Just one month to go before I wrap up my 2019 Triple Net Active Versus Passive Portfolio and roll out the 2020 version. While the Active portfolio of eight names (up 26%) fell about 7% since the August update, it continues to outperform the Passive portfolio (up 11% since inception and down 5% since the last update).
Both portfolios continue to outperform both the Russell 2000 Index (down 1.2%) and Russell Microcap Index (up 4.5%). More importantly, given the triple net concept's value orientation -- it includes companies that were trading at between 2 and 3 times net current asset value at portfolio inception -- both the Active and Passive portfolios are crushing the Russell 2000 Value Index (down 16.1%) and Russell Microcap Index (down 12.1%). As a concept, triple nets have worked well, at least over the past 11 months. We'll see if that continues with the next vintage.

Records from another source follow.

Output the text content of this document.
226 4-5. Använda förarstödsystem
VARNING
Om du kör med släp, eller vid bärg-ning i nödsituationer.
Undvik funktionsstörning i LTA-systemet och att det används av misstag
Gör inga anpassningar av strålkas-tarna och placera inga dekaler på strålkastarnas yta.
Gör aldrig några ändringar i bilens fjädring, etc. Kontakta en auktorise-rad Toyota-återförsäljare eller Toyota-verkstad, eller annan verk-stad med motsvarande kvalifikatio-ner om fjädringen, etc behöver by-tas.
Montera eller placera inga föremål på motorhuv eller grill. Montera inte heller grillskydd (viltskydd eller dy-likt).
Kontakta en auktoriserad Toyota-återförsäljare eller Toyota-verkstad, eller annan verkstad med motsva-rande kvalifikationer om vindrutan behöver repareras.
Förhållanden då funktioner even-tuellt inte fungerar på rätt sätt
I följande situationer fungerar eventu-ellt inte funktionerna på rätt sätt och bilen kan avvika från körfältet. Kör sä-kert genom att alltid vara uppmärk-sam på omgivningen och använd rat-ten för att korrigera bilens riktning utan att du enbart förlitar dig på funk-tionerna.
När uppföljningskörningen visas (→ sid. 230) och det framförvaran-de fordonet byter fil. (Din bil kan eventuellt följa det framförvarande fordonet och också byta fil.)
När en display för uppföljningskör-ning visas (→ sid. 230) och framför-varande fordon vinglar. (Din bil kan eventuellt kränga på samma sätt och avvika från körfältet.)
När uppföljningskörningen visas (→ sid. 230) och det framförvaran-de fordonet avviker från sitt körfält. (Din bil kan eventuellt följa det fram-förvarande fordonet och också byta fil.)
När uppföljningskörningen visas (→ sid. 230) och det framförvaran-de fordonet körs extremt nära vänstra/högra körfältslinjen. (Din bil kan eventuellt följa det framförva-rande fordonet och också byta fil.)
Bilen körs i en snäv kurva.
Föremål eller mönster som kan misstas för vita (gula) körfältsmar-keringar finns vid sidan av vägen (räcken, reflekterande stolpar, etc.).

Six of the eight Active names remain in positive territory. MarineMax (HZO) (up 63%) relinquished its top-performer status after falling 18% over the past month. That puts Fitbit Inc. (FIT) (up 87%) back on top. I suspect that Alphabet's (GOOGL) planned acquisition of FIT at $7.35 a share still may not be done or may blow up by the time I wrap up this portfolio next month. Dril-Quip Inc. DRQ (down 50%) is by far the worst performer, and dropped 24% over the past month
There's not been much of a change in the performance of the remaining six Active names:
Astec Industries (ASTE) (up 65%)
Crimson Wine Group (CWGL) (down 30%)
Johnson Outdoors (JOUT) (up 39%)
National Presto Corp. (NPK) (up 8%)
LiveRamp Holdings (RAMP) (up 30%)
Twenty-eight of the 48 names in the Passive portfolio (which includes the eight Active names) are in positive territory. The top performers include CyberOptics Corp. (CYBE) (up 108%), FIT and Escalade Inc. (ESCA) (up 75%).
As a preview for the 2020 versions of these portfolios, there are currently 40 names that fit the criteria, with the largest market cap being $1.8 billion. I will unveil both active and passive portfolios for 2020, and this time around (as I did with my Tax-Loss Selling Recovery Portfolio) will take a position in each name in the Active portfolio. I hold just one of the current Active portfolio names after selling FIT shortly after the Alphabet offer, that being Crimson Wine Group, which I might add is the second-worst performer.